Рейчел покачала головой.
– Завтра приедут специалисты из Службы рыбы и дичи при Министерстве внутренних дел США. Они позаботятся о животных, которые не успели убежать. А я уеду на запад.
– Домой?
– Да, я говорила с мамой по телефону. Западное побережье не пострадало.
Вошел молодой врач в камуфляже. Его приятное, доброе лицо показалось мне знакомым.
– Джесс, познакомься, – сказала Фелисити. – Это мой брат Пол.
– Я о тебе много слышал, – добавил Пол, пожимая мне руку. Затем бегло просмотрел мою историю болезни. – Вроде все неплохо. Думаю, утром тебя выпустят из лазарета.

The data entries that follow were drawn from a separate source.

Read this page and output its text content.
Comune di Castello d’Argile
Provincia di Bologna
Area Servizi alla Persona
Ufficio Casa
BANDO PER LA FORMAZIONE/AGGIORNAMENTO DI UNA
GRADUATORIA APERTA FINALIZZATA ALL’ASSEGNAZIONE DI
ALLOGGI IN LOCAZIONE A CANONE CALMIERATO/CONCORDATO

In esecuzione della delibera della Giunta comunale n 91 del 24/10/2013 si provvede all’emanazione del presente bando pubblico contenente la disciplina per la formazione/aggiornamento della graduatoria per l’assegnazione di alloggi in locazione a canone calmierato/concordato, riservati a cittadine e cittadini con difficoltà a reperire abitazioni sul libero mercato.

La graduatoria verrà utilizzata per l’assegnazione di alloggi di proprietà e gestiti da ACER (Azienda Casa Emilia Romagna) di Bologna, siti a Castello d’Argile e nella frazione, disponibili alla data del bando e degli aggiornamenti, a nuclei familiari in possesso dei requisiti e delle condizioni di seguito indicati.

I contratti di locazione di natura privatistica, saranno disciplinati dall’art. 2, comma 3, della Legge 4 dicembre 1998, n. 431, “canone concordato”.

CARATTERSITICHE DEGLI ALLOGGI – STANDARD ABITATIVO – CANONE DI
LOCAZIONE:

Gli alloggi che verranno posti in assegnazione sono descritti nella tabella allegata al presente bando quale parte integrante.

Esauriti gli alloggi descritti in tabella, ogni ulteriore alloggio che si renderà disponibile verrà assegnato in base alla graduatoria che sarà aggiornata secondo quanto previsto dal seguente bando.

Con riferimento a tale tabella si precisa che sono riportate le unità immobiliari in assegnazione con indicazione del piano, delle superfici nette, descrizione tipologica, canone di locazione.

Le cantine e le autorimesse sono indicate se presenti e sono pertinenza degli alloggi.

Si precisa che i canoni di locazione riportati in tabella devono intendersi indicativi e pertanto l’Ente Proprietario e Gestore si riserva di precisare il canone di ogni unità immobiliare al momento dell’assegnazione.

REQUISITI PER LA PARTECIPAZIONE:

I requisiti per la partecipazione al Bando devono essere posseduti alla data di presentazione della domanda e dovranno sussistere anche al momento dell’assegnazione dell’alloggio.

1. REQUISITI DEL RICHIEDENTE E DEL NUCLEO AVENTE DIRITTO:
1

– Хорошо. Хочется побыстрее убраться отсюда. Так здорово, что с нами все в порядке. Просто удивительно. Только вот…
– Калеб? – договорила Фелисити и, качнув головой, посмотрела на Рейчел. Та сказала:
– Он убежал. Он скрылся за деревьями еще до того, как сел первый самолет.
– Как он выглядел?
Нужно ли рассказать брату Фелисити о том, как мой друг стал Охотником?
– Сложно сказать, – уклончиво ответила Рейчел.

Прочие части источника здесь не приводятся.